Although the mandate for KFOR, unlike for the Stabilization Force in Bosnia, included “law and order,” KFOR was unprepared to assume such extensive civilian policing functions. As a result, law and order deteriorated during the power vacuum that emerged between the withdraw of Serbian military administration and its replacement by KFOR and UNMIK. By June 1999, one account placed the murder rate in Kosovo at some 50 each week, most of which were directed at the Serbian minority.
This rise of ethnic reprisals was especially worrisome given that more than 135,000 Serbs remained in Kosovo following the war, mostly in various enclaves in the north. KFOR and UNMIK would eventually establish order, including by protecting the Serbian minority enclaves. By mid-2000, the murder rate had fallen to around five per week.
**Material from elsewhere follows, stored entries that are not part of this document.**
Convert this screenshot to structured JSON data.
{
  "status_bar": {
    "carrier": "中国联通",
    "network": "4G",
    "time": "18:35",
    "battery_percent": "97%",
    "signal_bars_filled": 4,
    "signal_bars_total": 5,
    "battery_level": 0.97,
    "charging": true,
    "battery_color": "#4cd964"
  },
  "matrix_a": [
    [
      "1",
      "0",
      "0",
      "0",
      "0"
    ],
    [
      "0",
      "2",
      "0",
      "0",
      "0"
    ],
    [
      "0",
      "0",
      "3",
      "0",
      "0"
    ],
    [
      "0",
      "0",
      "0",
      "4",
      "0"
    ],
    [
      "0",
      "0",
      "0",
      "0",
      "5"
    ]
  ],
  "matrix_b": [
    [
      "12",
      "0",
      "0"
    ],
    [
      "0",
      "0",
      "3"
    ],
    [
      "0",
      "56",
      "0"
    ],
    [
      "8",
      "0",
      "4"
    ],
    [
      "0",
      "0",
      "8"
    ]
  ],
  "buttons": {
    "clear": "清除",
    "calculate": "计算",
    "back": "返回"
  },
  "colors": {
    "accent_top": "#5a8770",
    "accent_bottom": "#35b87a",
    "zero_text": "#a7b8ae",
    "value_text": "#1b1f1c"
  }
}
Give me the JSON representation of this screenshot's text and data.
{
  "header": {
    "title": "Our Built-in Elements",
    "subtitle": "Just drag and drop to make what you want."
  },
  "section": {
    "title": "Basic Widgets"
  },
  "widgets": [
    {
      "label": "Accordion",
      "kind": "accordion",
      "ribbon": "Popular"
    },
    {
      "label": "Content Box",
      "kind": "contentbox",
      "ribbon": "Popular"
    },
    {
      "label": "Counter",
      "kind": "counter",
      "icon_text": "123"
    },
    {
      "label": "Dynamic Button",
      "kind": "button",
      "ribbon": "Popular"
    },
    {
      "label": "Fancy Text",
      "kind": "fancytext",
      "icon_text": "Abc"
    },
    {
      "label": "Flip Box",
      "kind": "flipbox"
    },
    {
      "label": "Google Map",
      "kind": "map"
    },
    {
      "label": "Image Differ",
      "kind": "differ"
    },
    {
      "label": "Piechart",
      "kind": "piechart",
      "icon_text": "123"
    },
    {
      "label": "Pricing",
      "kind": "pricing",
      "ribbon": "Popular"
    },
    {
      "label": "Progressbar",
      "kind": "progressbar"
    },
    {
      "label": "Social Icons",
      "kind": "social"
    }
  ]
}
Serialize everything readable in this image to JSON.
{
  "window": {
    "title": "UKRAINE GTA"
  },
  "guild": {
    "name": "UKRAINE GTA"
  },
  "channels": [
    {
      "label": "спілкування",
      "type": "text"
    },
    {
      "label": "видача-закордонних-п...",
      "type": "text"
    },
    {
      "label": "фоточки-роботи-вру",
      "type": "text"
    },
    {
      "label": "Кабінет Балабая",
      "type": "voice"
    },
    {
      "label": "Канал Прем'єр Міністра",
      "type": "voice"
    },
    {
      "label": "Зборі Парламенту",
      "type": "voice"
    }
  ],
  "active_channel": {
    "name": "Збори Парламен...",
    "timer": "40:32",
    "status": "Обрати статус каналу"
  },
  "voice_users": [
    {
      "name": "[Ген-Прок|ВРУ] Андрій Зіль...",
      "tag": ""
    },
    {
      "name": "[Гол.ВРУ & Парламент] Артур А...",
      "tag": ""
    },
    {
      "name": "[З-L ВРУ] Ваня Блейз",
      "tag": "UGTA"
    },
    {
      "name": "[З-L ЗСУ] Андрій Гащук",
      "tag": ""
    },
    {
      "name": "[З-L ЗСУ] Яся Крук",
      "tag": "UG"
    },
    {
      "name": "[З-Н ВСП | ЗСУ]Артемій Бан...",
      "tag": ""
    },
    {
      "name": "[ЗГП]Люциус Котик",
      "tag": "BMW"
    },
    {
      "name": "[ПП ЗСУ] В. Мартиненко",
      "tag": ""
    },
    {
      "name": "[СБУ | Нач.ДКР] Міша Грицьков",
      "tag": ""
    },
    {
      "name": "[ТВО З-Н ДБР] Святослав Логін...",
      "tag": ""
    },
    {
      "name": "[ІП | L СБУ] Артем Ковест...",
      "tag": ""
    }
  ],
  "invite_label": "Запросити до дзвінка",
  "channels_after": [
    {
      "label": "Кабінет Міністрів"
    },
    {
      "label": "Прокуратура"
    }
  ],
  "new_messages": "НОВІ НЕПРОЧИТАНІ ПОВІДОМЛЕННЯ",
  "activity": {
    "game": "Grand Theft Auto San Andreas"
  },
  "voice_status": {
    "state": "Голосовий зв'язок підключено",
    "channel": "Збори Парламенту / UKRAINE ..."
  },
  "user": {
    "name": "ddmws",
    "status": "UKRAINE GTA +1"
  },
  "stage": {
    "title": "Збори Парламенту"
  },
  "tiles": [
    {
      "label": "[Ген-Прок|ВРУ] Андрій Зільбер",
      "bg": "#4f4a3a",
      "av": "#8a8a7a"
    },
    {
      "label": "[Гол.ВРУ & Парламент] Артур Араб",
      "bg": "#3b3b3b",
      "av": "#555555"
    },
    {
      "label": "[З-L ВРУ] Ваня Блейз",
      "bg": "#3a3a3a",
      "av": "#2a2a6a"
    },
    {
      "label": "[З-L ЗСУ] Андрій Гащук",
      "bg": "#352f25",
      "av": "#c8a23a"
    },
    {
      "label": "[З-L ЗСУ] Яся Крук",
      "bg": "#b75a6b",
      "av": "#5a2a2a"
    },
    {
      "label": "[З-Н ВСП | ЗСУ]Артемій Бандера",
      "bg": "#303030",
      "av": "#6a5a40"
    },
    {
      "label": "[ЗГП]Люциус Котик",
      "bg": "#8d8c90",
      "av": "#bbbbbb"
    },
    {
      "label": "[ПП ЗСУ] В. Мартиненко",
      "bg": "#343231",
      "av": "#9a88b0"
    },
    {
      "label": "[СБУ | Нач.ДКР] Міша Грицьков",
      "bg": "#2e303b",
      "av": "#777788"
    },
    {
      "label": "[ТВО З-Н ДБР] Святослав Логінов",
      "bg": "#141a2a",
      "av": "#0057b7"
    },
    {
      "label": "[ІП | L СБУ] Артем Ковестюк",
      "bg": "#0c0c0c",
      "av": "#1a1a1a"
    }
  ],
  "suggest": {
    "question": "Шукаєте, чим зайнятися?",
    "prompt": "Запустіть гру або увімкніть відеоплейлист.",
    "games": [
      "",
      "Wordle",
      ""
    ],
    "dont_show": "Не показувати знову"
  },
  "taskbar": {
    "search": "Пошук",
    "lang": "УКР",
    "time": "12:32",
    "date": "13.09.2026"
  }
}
Nonetheless, the initial wave of violence led many Kosovo Serbs to flee to neighboring Serbia, where most remain.
When the UNMIK police force was finally established, it was beset by the same problems that have hindered past U.N. police missions. The largest troop contributors to U.N. peacekeeping missions come from developing countries, and their police units are often less well-trained in community policing methods, which decreases their ability to train the host nation’s police units. Furthermore, the need to retrain most U.N. officers in law enforcement methods and crowd control, combined with the small stipends offered to them (approximately $71 per day), contributed to the difficulties that UNMIK faced throughout its mission.
Along with a weakened police force, initially UNMIK’s operation was hindered by an inadequate judiciary and the lack of corrections facilities. As a result of Milosevic’s ethnic cleansing and racist policies throughout the 1990s, few Kosovo Albanians were qualified to preside over Kosovo’s courtrooms. The EU eventually had to organize a separate mission, EULEX, to address this deficiency by providing supplementary teaching and training. Even one potentially hopeful sign — that almost all the Kosovo Serb police officers who abandoned their jobs after Kosovo’s independence declaration — have now returned must be discounted since they probably could not find suitable employment elsewhere.